Why Corporate India must start investing now
Industry is relieved as the cut in corporate tax rate will leave more money in the hands of corporates, spur investment and expansion.
A steep cut in the nominal rate, while scrapping all tax breaks, is what India needed for a host of reasons: to give an incentive for companies to invest, improve compliance and revenue collections. Better late than never as the cliche goes.
Our existing tax rate (of about 34%) is way too high compared to China at 25%, with a 10 to 20% rate for small scale enterprises. US offers 21%rate while it is even lower in Singapore at 17%.
Stagnating investments make the case for a cut in corporate tax rate compelling”, said the yet to be released Task Force on Direct Taxes steered by former Member Central Board of Direct Taxes Arbind Modi.
Presumably, the final report of the Direct Tax Code chaired by Modi’s successor Akhilesh Rajan pitched for lowering the rate to revive investments in the economy when growth is sputtering. Ideally, the government should have released the report in public domain.
Instead, it chose to announce a steep cut in the corporate tax rate – a big booster shot for the economy -- that took the industry and the markets by surprise.
The key highlights: Domestic firms can pay 22% corporate tax if they give up exemptions, and their effective tax rate would be 25.17% inclusive of cesses and surcharges. They would not have to pay the minimum alternate tax, originally introduced to bring zero tax companies under the net. The surcharge on capital gains tax would also go to give a fillip to the stock markets and lower the tax burden for retail investors and trusts that invest in listed equities.
Industry is relieved as the cut in corporate tax rate will leave more money in the hands of corporates, spur investment and expansion at a time when banks, saddled with non performing assets, are reluctant to lend to companies.
These measures are certainly bold: the RBI Governor Shaktikanta Das said so explicitly. In hindsight, should’nt the government have gone ahead with the in this year’s Budget? But it will now issue an Ordinance to make changes in the income tax law that has to be later on approved by Parliament. Surely, Ordinance is not the best route to change laws that need to be debated in Parliament.

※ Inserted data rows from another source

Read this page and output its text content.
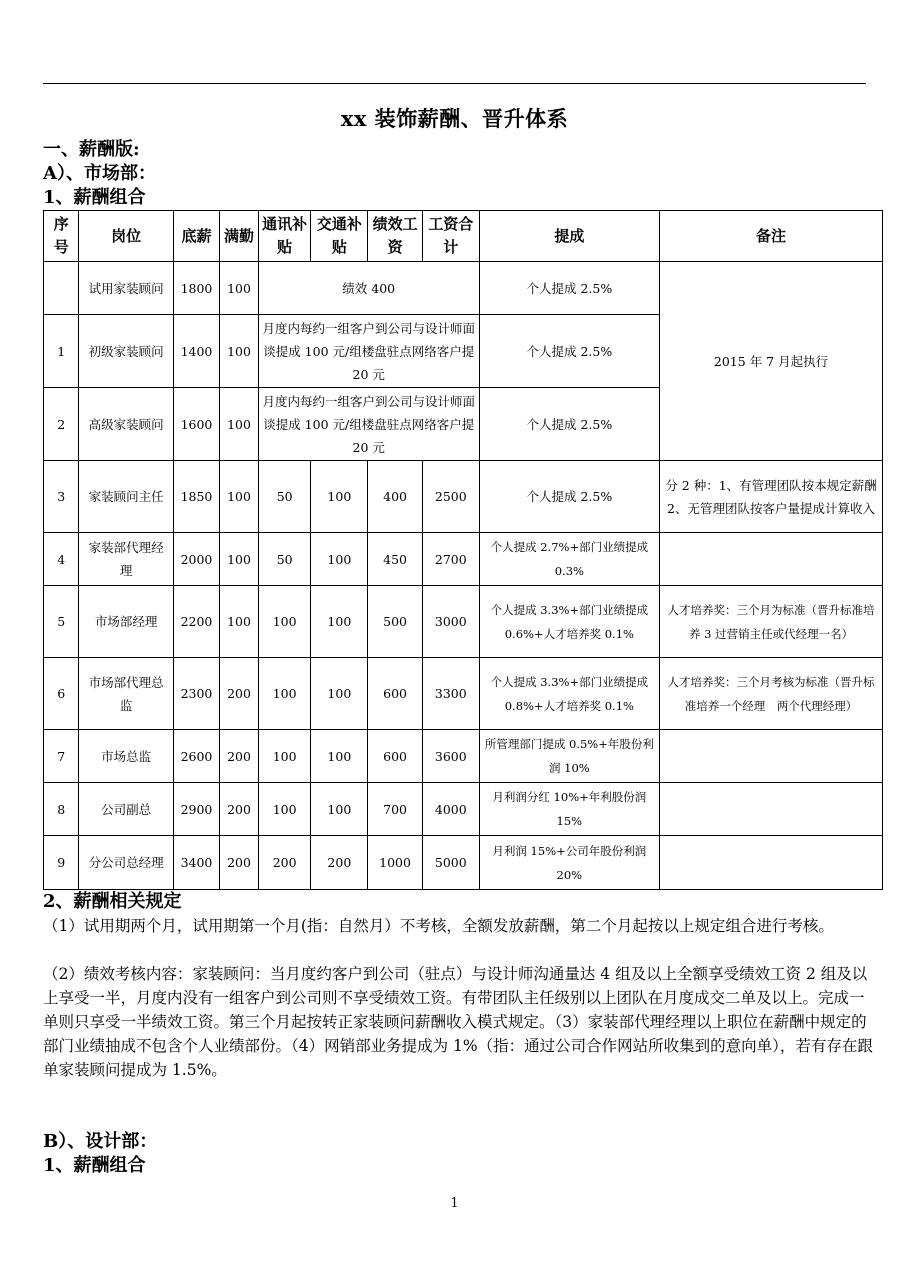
xx 装饰薪酬、晋升体系
一、薪酬版:
A）、市场部：
1、薪酬组合
序号	岗位	底薪	满勤	通讯补贴	交通补贴	绩效工资	工资合计	提成	备注
	试用家装顾问	1800	100	绩效 400				个人提成 2.5%	2015 年 7 月起执行
1	初级家装顾问	1400	100	月度内每约一组客户到公司与设计师面谈提成 100 元/组楼盘驻点网络客户提 20 元				个人提成 2.5%	
2	高级家装顾问	1600	100	月度内每约一组客户到公司与设计师面谈提成 100 元/组楼盘驻点网络客户提 20 元				个人提成 2.5%	
3	家装顾问主任	1850	100	50	100	400	2500	个人提成 2.5%	分 2 种：1、有管理团队按本规定薪酬 2、无管理团队按客户量提成计算收入
4	家装部代理经理	2000	100	50	100	450	2700	个人提成 2.7%+部门业绩提成 0.3%	
5	市场部经理	2200	100	100	100	500	3000	个人提成 3.3%+部门业绩提成 0.6%+人才培养奖 0.1%	人才培养奖：三个月为标准（晋升标准培养 3 过营销主任或代经理一名）
6	市场部代理总监	2300	200	100	100	600	3300	个人提成 3.3%+部门业绩提成 0.8%+人才培养奖 0.1%	人才培养奖：三个月考核为标准（晋升标准培养一个经理　两个代理经理）
7	市场总监	2600	200	100	100	600	3600	所管理部门提成 0.5%+年股份利润 10%	
8	公司副总	2900	200	100	100	700	4000	月利润分红 10%+年利股份润 15%	
9	分公司总经理	3400	200	200	200	1000	5000	月利润 15%+公司年股份利润 20%	
2、薪酬相关规定
（1）试用期两个月，试用期第一个月(指：自然月）不考核，全额发放薪酬，第二个月起按以上规定组合进行考核。
（2）绩效考核内容：家装顾问：当月度约客户到公司（驻点）与设计师沟通量达 4 组及以上全额享受绩效工资 2 组及以上享受一半，月度内没有一组客户到公司则不享受绩效工资。有带团队主任级别以上团队在月度成交二单及以上。完成一单则只享受一半绩效工资。第三个月起按转正家装顾问薪酬收入模式规定。（3）家装部代理经理以上职位在薪酬中规定的部门业绩抽成不包含个人业绩部份。（4）网销部业务提成为 1%（指：通过公司合作网站所收集到的意向单），若有存在跟单家装顾问提成为 1.5%。
B）、设计部：
1、薪酬组合
1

What is welcome though is the decision to do away with exemptions of any kind. Arbind Modis report offers useful insights: For many decades, the tax base has been eroded through a steadily escalating range of exemptions. India drew a programme in 1985 to phase out tax incentives. In 1990, most business-related tax incentives were withdrawn along-with a cut in the corporate tax rate. However, soon thereafter, in the wake of liberalization, many of those incentives found their way back in the statute.
After the enactment of the FRBM Act, 2003, there was growing support for phasing out the various tax incentives. Finally, in 2016, the government announced a program for grandfathering of all business related tax incentives alongwith a cut in the corporate tax rate. With this, the exercise to broaden the corporate tax base seems to have been completed. The full impact in terms of revenue will be felt only after 2027. Simply put, most exemptions have already been grandfathered.
The Modi panel debated the pros and cons of the minimum alternate tax .
"The case for MAT is based on the twin consideration of combating tax avoidance and tax evasion. Over years, the Income-tax Act has been enshrined with several tax incentives which have been misused to erode the tax base. Corrective measures were adopted in the Union Budget 2016.
Across the world, effective mechanisms have been put in place to deal with the problem of base erosion and profit shifting (BEPS). Regardless of this, several lacunae prevail; it is impossible for any administration to foretell all cases of misuse given the new and innovative business models. MAT is an effective instrument in dealing with tax evasion since it caps the benefits flowing from evasion by placing a floor on tax payable” said the report.
Apparently, some members in the Task Force questioned the need to continue with MAT following the grandfathering of tax incentives and the spate of litigation arising from the implementation of the existing MAT provisions. The counter argument was that the purpose of MAT was to prevent erosion of the tax base due to both tax avoidance and tax evasion.
Given that almost 50% of the companies continue to report losses year after year, it was reckoned that MAT will create an incentive to improve corporate performance and accurate reporting thereof. More importantly, it will facilitate the smooth transitioning to a new tax regime without jeopardising the flow of tax revenues. Further, if we were to accept the argument that MAT would be redundant with the elimination of tax incentives, the existence of MAT on the statute will be harmless to the taxpayer but provide a protection against the downside risk of revenues particularly till such time the new law stabilises. Therefore, the case against MAT is extremely weak, the panel said.
The government has kept MAT in the statute and reduced the rate to 15% for companies that continue to pay the existing rate of corporate tax. That is sensible.